Closed hdsingh closed 4 years ago
This is a terrible idea!
The whole idea of a dask-based xarray is that it is too big to fit into memory, and maybe needs to be processed on a cluster. .compute()
brings the whole thing into memory. So it will be ok for the case that you are using only one slice, but not for the whole array. For the latter case at least, I would certainly use min/max instead of percentiles.
(note that the code should be tested anyway - I'm actually not sure whether .compute()
, the dask method, is the right thing here, instead of xarray's .values
).
I will go through the dask docs before attempting to solve this again, to get better understanding.
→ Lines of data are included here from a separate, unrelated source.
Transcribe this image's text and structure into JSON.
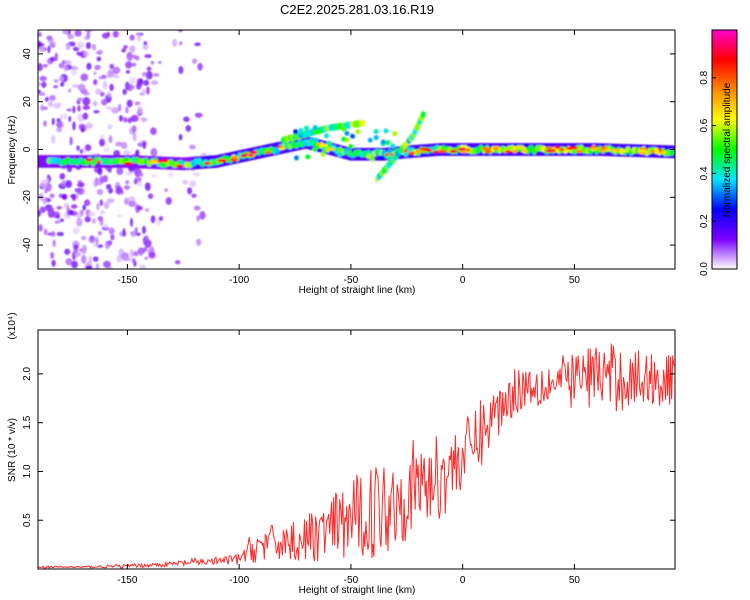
{
  "title": "C2E2.2025.281.03.16.R19",
  "chart_data": [
    {
      "type": "heatmap",
      "xlabel": "Height of straight line (km)",
      "ylabel": "Frequency (Hz)",
      "xlim": [
        -190,
        95
      ],
      "ylim": [
        -50,
        50
      ],
      "xticks": [
        -150,
        -100,
        -50,
        0,
        50
      ],
      "yticks": [
        -40,
        -20,
        0,
        20,
        40
      ],
      "colorbar": {
        "label": "Normalized spectral amplitude",
        "range": [
          0,
          1
        ],
        "ticks": [
          "0.0",
          "0.2",
          "0.4",
          "0.6",
          "0.8"
        ],
        "colors": [
          "#ffffff",
          "#7b00ff",
          "#0000ff",
          "#00e5ff",
          "#00ff00",
          "#ffff00",
          "#ff8800",
          "#ff0000",
          "#ff00cc"
        ]
      },
      "ridge": {
        "main_band_frequency_hz": [
          {
            "x": -190,
            "y": -5
          },
          {
            "x": -150,
            "y": -5
          },
          {
            "x": -125,
            "y": -6
          },
          {
            "x": -110,
            "y": -5
          },
          {
            "x": -90,
            "y": -1
          },
          {
            "x": -70,
            "y": 3
          },
          {
            "x": -50,
            "y": -2
          },
          {
            "x": -35,
            "y": -2
          },
          {
            "x": -25,
            "y": -1
          },
          {
            "x": -10,
            "y": 0
          },
          {
            "x": 0,
            "y": 0
          },
          {
            "x": 25,
            "y": 0
          },
          {
            "x": 60,
            "y": 0
          },
          {
            "x": 95,
            "y": -1
          }
        ],
        "upper_branch_frequency_hz": [
          {
            "x": -80,
            "y": 4
          },
          {
            "x": -60,
            "y": 9
          },
          {
            "x": -45,
            "y": 11
          }
        ],
        "tilted_branch_frequency_hz": [
          {
            "x": -38,
            "y": -12
          },
          {
            "x": -30,
            "y": -3
          },
          {
            "x": -22,
            "y": 6
          },
          {
            "x": -17,
            "y": 16
          }
        ]
      }
    },
    {
      "type": "line",
      "xlabel": "Height of straight line (km)",
      "ylabel": "SNR (10 * v/v)",
      "y_multiplier": "(x10⁴)",
      "xlim": [
        -190,
        95
      ],
      "ylim": [
        0,
        2.45
      ],
      "xticks": [
        -150,
        -100,
        -50,
        0,
        50
      ],
      "yticks": [
        "0.5",
        "1.0",
        "1.5",
        "2.0"
      ],
      "color": "#ff2a2a",
      "series": [
        {
          "x": [
            -190,
            -170,
            -150,
            -140,
            -130,
            -120,
            -110,
            -100,
            -95,
            -90,
            -80,
            -70,
            -60,
            -50,
            -45,
            -40,
            -35,
            -30,
            -25,
            -20,
            -15,
            -10,
            -5,
            0,
            5,
            10,
            15,
            20,
            25,
            30,
            40,
            50,
            60,
            70,
            80,
            90,
            95
          ],
          "y": [
            0.02,
            0.02,
            0.03,
            0.04,
            0.05,
            0.07,
            0.08,
            0.1,
            0.2,
            0.25,
            0.28,
            0.3,
            0.4,
            0.5,
            0.55,
            0.6,
            0.65,
            0.72,
            0.8,
            0.85,
            0.88,
            0.95,
            1.05,
            1.15,
            1.3,
            1.45,
            1.6,
            1.75,
            1.85,
            1.9,
            1.9,
            1.95,
            2.0,
            1.95,
            1.95,
            1.95,
            1.9
          ],
          "noise_amplitude": [
            0.01,
            0.01,
            0.02,
            0.02,
            0.03,
            0.04,
            0.04,
            0.06,
            0.15,
            0.18,
            0.2,
            0.25,
            0.3,
            0.45,
            0.45,
            0.5,
            0.5,
            0.5,
            0.5,
            0.5,
            0.45,
            0.45,
            0.4,
            0.35,
            0.35,
            0.35,
            0.3,
            0.25,
            0.25,
            0.25,
            0.25,
            0.3,
            0.35,
            0.35,
            0.3,
            0.3,
            0.3
          ]
        }
      ]
    }
  ]
}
OK, but ask questions sooner rather than later - dask is a pretty big project, and you are looking specifically at the xarray interface, which hides/augments some of the dask.array functionality.
Use of method=tdigest
in dask.array.percentile
would require crick
and cython
as dependency. Shall it be used?
OK, we can do this for now. Maybe it will change later.
Note that we can test for the existence of crick.TDIgest and use it, if possible. We should not require it. Also, crick does not depend on cython, only numpy ( https://github.com/conda-forge/crick-feedstock/blob/master/recipe/meta.yaml#L26 ). Cython is used during building within conda-forge (or pip, if you install from source). If you do not know, I can give a brief introduction into what cython does at our next meeting.
Please test and use crick if possible, and then we can merge this.
I would like you at some point to justify the rounding to 5 places.
I have made relevant changes. Please have a look.
OK, going in when it turns green.
Now we can create plot for dask arrays.
The above code now runs without error (on clicking
PLOT
).In master branch it gives
TypeError: quantile does not work for arrays stored as dask arrays. Load the data via .compute() or .load() prior to calling this method.